Oui, même maintenant, il y a des demandes de calligraphie. Mais en règle générale, à des fins artistiques et similaires "non appliquées". Inscriptions commémoratives, "à l'ancienne", etc. 

Je le prédis à nouveau : il y aura un moment où "l'art de la programmation" sera valorisé au même titre que "l'art de l'écriture". C'est alors que la question se posera : "êtes-vous un programmeur ? Que pouvez-vous faire d'autre ?

Je voudrais terminer par quelques mots qui semblent très bien correspondre au sujet de ce fil de discussion :
"Tout le monde devrait pouvoir changer des couches, planifier des invasions, abattre des porcs, construire des bâtiments, faire naviguer des navires, écrire des sonnets, faire de la comptabilité, construire des murs, poser des os, soulager la mort, exécuter des ordres, donner des ordres, coopérer, agir de manière indépendante, résoudre des équations, analyser de nouveaux problèmes, appliquer des engrais, programmer des ordinateurs, cuisiner délicieusement, bien se battre, mourir avec dignité. La spécialisation est le lot des insectes."

Robert A. Heinlein

Conclusion

Dans un avenir proche, la programmation sera de plus en plus demandée. La variante des événements décrite est probablement suffisamment éloignée du moment présent pour qu'il ne soit pas nécessaire de prendre d'urgence des décisions radicales. Des programmeurs sont nécessaires et le seront encore longtemps. Cependant, n'oubliez pas - cela peut changer.

A quoi ressemblera la programmation dans 20 ou 30 ans ?


Le site de questions-réponses Quora aborde différents sujets. Par exemple, l'un des utilisateurs propose de spéculer sur ce que sera la programmation dans 20 ou 30 ans à l'avenir ?

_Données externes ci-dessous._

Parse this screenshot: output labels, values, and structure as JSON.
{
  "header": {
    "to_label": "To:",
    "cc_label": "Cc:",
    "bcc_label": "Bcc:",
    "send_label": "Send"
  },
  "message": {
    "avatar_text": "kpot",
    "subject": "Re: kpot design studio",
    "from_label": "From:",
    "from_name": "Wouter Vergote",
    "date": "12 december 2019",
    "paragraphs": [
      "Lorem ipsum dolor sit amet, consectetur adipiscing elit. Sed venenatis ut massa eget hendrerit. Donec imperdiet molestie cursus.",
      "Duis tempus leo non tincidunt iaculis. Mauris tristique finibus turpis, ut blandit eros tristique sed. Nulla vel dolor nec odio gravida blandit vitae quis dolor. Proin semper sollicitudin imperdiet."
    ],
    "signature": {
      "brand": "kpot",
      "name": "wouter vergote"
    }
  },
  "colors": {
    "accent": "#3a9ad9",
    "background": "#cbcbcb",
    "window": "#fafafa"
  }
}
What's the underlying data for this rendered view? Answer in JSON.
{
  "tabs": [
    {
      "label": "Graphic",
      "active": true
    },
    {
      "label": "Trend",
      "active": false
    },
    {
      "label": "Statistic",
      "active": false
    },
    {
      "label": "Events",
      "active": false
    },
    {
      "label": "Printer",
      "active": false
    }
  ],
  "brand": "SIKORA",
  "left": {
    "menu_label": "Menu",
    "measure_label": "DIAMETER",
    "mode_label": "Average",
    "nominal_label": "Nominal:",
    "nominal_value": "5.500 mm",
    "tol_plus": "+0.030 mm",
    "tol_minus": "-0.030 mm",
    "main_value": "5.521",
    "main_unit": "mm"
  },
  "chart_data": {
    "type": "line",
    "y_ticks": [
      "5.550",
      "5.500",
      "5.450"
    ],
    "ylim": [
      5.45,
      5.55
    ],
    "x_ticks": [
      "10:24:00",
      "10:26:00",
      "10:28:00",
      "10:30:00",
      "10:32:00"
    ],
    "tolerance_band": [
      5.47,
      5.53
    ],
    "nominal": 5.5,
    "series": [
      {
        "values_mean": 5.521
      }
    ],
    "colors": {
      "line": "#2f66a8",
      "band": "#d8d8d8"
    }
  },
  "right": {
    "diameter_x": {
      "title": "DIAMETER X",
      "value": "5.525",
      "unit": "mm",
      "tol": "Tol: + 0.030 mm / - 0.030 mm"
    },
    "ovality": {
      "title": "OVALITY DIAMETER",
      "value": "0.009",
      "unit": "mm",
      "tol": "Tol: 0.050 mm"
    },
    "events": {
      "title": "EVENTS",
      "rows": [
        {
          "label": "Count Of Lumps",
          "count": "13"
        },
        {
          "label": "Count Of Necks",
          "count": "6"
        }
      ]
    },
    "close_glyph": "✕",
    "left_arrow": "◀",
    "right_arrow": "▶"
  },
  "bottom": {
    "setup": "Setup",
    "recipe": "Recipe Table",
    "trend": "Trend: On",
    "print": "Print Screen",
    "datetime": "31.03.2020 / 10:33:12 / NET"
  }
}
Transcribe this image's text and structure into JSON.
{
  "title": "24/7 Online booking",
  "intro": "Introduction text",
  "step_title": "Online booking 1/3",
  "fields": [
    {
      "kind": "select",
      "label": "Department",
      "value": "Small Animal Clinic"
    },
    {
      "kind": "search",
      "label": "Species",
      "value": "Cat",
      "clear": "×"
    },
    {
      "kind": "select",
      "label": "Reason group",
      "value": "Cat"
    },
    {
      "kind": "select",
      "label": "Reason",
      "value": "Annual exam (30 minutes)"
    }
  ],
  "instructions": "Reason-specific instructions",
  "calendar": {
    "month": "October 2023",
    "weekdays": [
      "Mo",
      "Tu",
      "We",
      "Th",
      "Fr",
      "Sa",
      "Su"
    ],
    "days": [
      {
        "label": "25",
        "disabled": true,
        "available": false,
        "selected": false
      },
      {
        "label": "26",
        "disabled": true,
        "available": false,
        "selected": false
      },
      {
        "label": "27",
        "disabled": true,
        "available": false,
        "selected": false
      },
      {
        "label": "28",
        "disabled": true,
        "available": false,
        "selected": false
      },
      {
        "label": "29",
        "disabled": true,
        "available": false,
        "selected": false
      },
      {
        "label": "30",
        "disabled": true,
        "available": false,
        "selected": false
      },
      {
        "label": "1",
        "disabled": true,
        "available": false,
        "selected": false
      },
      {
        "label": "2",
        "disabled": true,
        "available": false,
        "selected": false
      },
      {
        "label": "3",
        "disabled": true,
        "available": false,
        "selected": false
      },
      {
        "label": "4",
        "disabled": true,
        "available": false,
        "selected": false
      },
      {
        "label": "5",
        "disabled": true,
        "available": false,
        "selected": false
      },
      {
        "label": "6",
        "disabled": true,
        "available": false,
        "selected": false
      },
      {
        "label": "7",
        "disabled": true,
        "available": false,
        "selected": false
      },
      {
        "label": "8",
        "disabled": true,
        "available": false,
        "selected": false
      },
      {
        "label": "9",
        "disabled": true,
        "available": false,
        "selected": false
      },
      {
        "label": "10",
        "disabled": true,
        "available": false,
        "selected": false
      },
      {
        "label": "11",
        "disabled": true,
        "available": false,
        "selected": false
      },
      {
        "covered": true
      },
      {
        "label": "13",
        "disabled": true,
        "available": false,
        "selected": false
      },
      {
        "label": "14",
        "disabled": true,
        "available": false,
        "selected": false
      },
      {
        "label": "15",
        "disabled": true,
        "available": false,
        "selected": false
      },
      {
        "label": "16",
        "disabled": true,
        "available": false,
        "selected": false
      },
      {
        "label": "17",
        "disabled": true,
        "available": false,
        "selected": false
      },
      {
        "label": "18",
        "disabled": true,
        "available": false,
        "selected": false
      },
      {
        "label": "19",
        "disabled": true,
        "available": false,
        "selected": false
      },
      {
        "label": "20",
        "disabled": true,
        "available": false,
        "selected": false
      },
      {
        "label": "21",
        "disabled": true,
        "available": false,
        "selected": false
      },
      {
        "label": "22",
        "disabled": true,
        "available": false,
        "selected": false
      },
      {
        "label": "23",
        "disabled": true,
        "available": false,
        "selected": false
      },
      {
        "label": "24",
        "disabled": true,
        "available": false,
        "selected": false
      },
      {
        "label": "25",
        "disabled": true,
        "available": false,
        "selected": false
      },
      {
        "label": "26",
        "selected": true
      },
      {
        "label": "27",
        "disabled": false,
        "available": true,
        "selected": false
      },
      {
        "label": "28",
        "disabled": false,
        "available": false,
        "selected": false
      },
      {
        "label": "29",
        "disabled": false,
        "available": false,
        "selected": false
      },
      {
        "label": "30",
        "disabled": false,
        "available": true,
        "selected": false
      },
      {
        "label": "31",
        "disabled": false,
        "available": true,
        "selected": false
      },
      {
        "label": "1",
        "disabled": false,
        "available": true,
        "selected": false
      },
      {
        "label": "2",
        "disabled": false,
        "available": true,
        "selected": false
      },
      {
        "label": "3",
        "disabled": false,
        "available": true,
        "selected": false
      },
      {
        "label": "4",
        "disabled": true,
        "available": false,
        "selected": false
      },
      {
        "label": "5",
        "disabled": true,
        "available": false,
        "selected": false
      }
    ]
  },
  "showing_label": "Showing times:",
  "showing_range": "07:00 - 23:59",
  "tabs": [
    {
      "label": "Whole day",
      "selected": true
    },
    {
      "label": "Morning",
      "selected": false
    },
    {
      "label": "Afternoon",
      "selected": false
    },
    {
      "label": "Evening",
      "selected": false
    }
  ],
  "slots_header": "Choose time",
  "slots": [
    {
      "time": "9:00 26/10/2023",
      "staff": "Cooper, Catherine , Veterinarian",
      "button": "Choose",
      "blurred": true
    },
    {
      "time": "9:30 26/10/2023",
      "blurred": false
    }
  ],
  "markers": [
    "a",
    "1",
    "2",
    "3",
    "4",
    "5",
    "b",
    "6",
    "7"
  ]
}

La réponse a recueilli les réactions les plus positives de Michael O. Church. Il poursuit en disant que prédire l'avenir est une tâche ingrate. Par exemple, comment voyions-nous l'avenir il y a 20 ou 30 ans ? Il était clair que l'Internet était l'avenir. Mais en même temps, nous avons pensé que le progrès technologique rendra les gens plus libres, que nous travaillerons 20 heures par semaine et que nous disposerons de tout le nécessaire. Par exemple, les robots fonctionneraient.

Rien de tout cela ne s'est concrétisé (enfin, à l'exception d'Internet).

Cependant, l'évolution de l'humanité va dans cette direction : nous continuons à évoluer vers une société sans argent, même si ce n'est pas aussi vite que nous le souhaiterions.

Les ordinateurs portables, comme prévu dans les années 90, sont apparus et sont devenus très populaires.

Mais là où les progrès ont été minimes, c'est en termes socio-économiques. La nature humaine ne peut être réparée aussi rapidement, et tous les vices tels que la cupidité et l'orgueil ne peuvent être éliminés d'un seul coup. C'est donc à cause de ces vices que la pauvreté est encore présente dans la société. L'amélioration de la moralité humaine est trop lente.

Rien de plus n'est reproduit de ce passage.